As they approached, a narrow-faced man with round eyeglasses—Andan presumably—stepped out from behind a privacy partition. His eyes widened as he saw them, and he stammered, “G-general.”
“You are in charge of Lord Ren,” Hux said. “What is his status?”
“Is he all right?”
“Oh, yes, general. Well, no. I mean, yes.”
Clasping his hands behind his back and raising his chin, Hux stepped close to the medic. Andan swallowed audibly. “What are the extent of his injuries?”
“They’re severe, sir, but not fatal.”
“Of course, sir. He, ah, took blaster fire to the left side of his abdomen. It went deep. He lost a significant amount of blood, but we were able to stop the bleeding. The wound has been stapled and dressed.”
“There’s a stab wound to his left shoulder as well, but it didn’t bleed.”
“What do you mean, it didn’t bleed?”
“It was cauterized, sir.”
Hux’s brows rose. “How?”
“An energy weapon.”
“A high-grade pulse pistol?”
“No, sir. This was a puncture wound. It was made by a blade. Likely a lightsaber like the one Lord Ren carries.”
“You think someone stabbed him with his own weapon?” Hux asked.
Andan pushed his glasses up his nose. “Could be, sir. You’ll likely have to ask him when he wakes up.”
Hux narrowed his eyes. “He’s still unconscious?”
“Sedated, sir. We didn’t want him struggling while we replenish the blood he lost. And the pain...”
“I’m certain that he could endure the pain,” said Hux. “What of the cut on his face?”
“It’s superficial,” the medic said. “It was cauterized as well. Lord Ren is very lucky if he came that close to the blade of a lightsaber and came away with only that small wound.”
“Indeed. How long will he be sedated?”
“As long as is required, sir.”
Hux looked down his nose. “And that is?”
“A few hours, general. He’s very weak. Shall I send word when he’s recovered enough to wake?”
Hux nodded curtly. “And until then I expect a report of his condition every hour.”
Hux left him, intending to return to the bridge. He had not yet reached it again when his wristcomm beeped with an incoming transmission. “Hux,” he said as he accepted it.
“General, this is Commander Odar. We’ve reached the edge of the system and are ready to initiate FTL transit. We are awaiting your orders for a destination.”
“Rendezvous with the rest of the fleet in the Outer Rim. We’ll wait to receive our next orders there.”
“Yes, sir. Course set. Will you be taking the conn again?”
“In an hour,” Hux said. “I have some matters to attend to.”

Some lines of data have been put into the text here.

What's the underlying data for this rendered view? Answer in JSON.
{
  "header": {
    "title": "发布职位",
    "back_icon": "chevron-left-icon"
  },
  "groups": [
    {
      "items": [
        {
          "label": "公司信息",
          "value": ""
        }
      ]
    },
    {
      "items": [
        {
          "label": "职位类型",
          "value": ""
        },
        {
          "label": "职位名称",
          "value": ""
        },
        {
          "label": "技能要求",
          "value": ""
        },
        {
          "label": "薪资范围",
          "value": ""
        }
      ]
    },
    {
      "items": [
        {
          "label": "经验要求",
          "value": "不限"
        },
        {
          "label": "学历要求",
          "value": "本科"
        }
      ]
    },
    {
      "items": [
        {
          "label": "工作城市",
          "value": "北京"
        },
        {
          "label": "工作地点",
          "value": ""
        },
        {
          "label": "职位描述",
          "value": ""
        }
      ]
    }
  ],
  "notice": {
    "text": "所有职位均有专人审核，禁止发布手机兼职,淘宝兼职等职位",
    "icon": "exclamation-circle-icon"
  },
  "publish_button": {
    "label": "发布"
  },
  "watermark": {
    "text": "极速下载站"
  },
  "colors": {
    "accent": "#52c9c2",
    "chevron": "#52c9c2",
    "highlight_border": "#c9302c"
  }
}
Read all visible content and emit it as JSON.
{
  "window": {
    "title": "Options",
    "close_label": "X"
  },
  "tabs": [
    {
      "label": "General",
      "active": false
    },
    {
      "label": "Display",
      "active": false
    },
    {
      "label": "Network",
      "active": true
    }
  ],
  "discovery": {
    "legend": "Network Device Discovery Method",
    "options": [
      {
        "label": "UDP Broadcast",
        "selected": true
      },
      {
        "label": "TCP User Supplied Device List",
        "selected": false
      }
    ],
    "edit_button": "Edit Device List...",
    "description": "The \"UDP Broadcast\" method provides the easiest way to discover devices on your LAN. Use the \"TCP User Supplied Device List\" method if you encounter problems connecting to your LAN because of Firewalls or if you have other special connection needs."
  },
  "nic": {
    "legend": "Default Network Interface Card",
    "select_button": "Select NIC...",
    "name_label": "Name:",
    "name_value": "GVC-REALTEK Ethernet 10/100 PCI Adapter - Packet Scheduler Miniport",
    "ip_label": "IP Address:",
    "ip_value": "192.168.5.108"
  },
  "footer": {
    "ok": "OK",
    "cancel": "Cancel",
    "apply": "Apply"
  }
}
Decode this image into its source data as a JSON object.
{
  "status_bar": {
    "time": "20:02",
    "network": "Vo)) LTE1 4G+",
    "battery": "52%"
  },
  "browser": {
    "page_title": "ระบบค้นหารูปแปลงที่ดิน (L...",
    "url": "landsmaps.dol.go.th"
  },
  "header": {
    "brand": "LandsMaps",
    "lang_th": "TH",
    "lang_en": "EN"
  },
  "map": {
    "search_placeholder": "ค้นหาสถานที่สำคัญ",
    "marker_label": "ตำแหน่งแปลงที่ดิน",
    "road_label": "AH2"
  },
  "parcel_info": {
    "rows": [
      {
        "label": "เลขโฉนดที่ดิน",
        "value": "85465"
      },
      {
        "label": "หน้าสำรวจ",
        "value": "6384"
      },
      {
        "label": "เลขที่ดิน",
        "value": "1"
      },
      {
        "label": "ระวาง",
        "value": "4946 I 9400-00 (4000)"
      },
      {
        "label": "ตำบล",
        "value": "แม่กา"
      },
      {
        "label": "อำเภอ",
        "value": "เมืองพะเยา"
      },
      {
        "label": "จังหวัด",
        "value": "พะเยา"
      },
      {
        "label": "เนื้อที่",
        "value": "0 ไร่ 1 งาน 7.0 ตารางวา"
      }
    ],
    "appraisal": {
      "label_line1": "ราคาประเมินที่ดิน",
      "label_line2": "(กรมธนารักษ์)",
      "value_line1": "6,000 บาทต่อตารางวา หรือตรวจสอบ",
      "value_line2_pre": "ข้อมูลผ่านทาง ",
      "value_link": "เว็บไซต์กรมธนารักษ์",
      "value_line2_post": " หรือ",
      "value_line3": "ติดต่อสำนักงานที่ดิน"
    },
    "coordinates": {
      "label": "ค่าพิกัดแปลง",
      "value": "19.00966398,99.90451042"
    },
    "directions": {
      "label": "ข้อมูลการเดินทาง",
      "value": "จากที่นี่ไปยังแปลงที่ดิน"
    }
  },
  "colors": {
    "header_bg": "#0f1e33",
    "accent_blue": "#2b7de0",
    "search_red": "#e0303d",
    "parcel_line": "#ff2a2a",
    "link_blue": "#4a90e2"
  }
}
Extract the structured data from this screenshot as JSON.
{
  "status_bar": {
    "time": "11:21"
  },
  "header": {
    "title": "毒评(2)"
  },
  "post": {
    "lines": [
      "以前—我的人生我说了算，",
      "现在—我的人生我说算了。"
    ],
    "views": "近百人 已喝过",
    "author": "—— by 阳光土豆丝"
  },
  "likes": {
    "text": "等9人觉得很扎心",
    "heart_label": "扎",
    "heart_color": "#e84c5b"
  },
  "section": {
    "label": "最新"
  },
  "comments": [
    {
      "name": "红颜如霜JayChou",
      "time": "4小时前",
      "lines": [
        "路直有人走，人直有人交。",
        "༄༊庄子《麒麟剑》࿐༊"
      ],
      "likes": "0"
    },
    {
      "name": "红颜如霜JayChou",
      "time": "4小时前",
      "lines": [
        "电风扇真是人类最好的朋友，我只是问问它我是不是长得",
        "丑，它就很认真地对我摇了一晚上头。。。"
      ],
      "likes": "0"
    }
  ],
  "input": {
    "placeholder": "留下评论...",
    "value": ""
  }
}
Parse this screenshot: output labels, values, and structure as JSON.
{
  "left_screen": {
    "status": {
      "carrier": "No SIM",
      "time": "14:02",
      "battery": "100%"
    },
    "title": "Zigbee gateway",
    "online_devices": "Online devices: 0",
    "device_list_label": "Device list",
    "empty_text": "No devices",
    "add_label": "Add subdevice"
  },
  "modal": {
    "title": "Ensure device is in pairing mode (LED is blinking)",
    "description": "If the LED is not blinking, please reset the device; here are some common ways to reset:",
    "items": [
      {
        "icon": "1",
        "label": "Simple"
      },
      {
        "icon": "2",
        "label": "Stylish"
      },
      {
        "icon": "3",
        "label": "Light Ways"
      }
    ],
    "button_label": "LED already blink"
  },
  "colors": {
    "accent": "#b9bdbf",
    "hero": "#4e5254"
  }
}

Hux severed the link and let his hand fall back to his side. If they had already arrived at the terminus of the solar system, what was left of Starkiller Base was now little more than dust and debris. There would be no more to see even if he returned to his post on the bridge. Resigned, he entered the command for the lift to take him to his quarters. He had not had time to so much as splash water on his face since the previous day cycle. His uniform was wrinkled and the shirt beneath was stiff with dried sweat. He needed a shower and two fingers of the whiskey he kept in his desk drawer.
His quarters, while not richly appointed, suited him. The desk stood across from a large viewport, which afforded a view of the starscape beyond the ship’s hull. Past the aft bulkhead and through a sliding door was a double bed and partitioned space for a narrow shower, sink, and toilet.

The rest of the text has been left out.